4. THE frontend SHALL provide a "No Template (Free Analysis)" option that is selected by default, allowing users to proceed without a template.
### Requirement 9: Frontend Progress Bar Display
**User Story:** As a user, I want to see a real-time progress bar during analysis, so that I can understand how far the analysis has progressed.
#### Acceptance Criteria
1. THE FastAPI server SHALL update the Session_Data's `current_round`, `max_rounds`, `progress_percentage`, and `status_message` fields during each analysis round in the `run_analysis_task` function.
2. THE `GET /api/status` response SHALL include `current_round`, `max_rounds`, `progress_percentage`, and `status_message` fields.
3. WHEN the Polling_Loop receives status data with `is_running` equal to true, THE frontend SHALL render a progress bar element showing the `progress_percentage` value and the `status_message` text.
4. WHEN `progress_percentage` changes between polls, THE frontend SHALL animate the progress bar width transition smoothly.
5. WHEN `is_running` becomes false, THE frontend SHALL set the progress bar to 100% and display a completion message.
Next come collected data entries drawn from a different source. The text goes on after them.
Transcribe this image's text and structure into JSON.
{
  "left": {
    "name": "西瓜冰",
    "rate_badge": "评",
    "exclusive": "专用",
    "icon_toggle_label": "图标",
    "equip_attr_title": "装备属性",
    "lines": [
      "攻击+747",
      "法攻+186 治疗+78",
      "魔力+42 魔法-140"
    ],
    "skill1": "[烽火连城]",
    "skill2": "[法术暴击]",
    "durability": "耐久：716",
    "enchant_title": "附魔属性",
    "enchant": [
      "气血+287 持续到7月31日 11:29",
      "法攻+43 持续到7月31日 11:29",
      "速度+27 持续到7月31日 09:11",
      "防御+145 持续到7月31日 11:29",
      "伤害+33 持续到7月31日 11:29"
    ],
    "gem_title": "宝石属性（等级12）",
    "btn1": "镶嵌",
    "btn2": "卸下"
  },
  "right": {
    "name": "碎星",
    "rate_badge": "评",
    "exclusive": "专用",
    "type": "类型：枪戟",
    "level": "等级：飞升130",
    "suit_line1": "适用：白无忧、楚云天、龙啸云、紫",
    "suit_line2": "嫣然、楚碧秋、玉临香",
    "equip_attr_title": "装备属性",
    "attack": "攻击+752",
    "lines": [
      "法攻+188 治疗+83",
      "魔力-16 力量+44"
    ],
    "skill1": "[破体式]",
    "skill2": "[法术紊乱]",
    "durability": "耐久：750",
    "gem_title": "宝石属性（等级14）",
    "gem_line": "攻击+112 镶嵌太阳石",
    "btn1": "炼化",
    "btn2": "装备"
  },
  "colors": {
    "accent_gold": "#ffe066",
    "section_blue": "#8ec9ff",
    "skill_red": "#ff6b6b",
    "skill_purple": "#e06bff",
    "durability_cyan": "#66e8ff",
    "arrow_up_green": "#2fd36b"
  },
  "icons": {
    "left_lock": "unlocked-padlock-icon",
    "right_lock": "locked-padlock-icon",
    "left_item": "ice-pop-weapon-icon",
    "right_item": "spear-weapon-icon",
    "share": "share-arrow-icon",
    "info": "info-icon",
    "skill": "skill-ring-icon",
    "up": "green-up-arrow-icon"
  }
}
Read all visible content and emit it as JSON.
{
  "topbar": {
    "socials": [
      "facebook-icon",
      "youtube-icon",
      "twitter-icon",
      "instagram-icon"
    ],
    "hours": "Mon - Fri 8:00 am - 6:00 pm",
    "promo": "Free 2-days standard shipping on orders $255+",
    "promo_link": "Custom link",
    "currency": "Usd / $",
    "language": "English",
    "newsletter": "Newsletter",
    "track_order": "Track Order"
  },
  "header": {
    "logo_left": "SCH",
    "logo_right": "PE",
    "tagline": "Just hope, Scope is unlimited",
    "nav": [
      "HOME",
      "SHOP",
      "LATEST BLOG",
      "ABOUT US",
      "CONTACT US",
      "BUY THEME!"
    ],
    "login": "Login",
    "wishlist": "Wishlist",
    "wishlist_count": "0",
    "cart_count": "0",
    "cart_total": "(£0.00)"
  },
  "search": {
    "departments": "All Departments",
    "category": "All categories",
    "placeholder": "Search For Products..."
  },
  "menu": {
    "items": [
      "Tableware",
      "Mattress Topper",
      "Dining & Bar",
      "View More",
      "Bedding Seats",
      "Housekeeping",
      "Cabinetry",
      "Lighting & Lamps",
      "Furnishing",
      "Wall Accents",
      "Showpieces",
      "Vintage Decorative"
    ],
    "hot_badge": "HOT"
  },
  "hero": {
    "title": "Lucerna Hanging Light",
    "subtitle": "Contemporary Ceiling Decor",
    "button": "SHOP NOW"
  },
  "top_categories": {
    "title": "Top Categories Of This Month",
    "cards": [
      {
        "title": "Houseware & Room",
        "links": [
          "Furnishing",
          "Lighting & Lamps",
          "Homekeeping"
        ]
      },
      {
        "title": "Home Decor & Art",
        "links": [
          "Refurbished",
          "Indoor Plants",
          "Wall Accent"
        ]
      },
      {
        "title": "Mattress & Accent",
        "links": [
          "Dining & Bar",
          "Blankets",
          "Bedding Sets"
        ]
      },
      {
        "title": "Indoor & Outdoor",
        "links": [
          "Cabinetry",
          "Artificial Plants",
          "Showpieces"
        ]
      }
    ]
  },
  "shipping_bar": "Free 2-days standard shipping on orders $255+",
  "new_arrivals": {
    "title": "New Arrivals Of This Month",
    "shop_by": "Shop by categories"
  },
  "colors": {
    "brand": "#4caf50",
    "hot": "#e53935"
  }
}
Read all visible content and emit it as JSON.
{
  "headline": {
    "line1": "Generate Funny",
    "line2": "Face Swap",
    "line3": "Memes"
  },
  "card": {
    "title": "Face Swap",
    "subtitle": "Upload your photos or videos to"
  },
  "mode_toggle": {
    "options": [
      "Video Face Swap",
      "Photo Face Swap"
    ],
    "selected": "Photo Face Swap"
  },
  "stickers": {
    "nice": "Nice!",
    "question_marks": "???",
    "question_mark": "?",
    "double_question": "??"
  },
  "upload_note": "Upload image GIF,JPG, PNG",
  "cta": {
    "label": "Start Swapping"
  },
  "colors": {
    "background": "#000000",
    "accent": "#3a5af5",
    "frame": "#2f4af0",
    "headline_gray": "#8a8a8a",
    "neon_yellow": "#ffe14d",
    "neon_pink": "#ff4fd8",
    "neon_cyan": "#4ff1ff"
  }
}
### Requirement 10: Multi-File Chunked Loading
**User Story:** As a user, I want large data files to be loaded in chunks, so that the system can handle files that exceed available memory.
#### Acceptance Criteria
1. WHEN a data file's size exceeds the `max_file_size_mb` threshold in AppConfig, THE Data_Loader SHALL use `load_data_chunked()` to stream the file in chunks of `chunk_size` rows instead of loading the entire file into memory.
2. WHEN chunked loading is used, THE Agent SHALL instruct the Code_Executor to make the chunked iterator available in the notebook environment as a variable, so that LLM-generated code can process data in chunks.
3. WHEN chunked loading is used for profiling, THE Agent SHALL generate the Safe_Profile by reading only the first chunk plus sampling from subsequent chunks, rather than loading the entire file.
4. IF a file cannot be loaded even in chunked mode, THEN THE Data_Loader SHALL return a descriptive error message indicating the failure reason.
### Requirement 11: Multi-File Parallel Profiling
**User Story:** As a user, I want multiple data files to be profiled concurrently, so that the initial data exploration phase completes faster when multiple files are uploaded.
#### Acceptance Criteria
1. WHEN multiple files are provided for analysis, THE Agent SHALL profile each file concurrently using thread-based parallelism rather than sequentially.
2. THE Agent SHALL collect all profiling results and merge them into a single Safe_Profile string and a single Local_Profile string, maintaining the same format as the current sequential output.
3. IF any individual file profiling fails, THEN THE Agent SHALL include an error entry for that file in the profile output and continue profiling the remaining files.
4. THE AppConfig SHALL include a `max_parallel_profiles` field with a default value of 4, controlling the maximum number of concurrent profiling threads.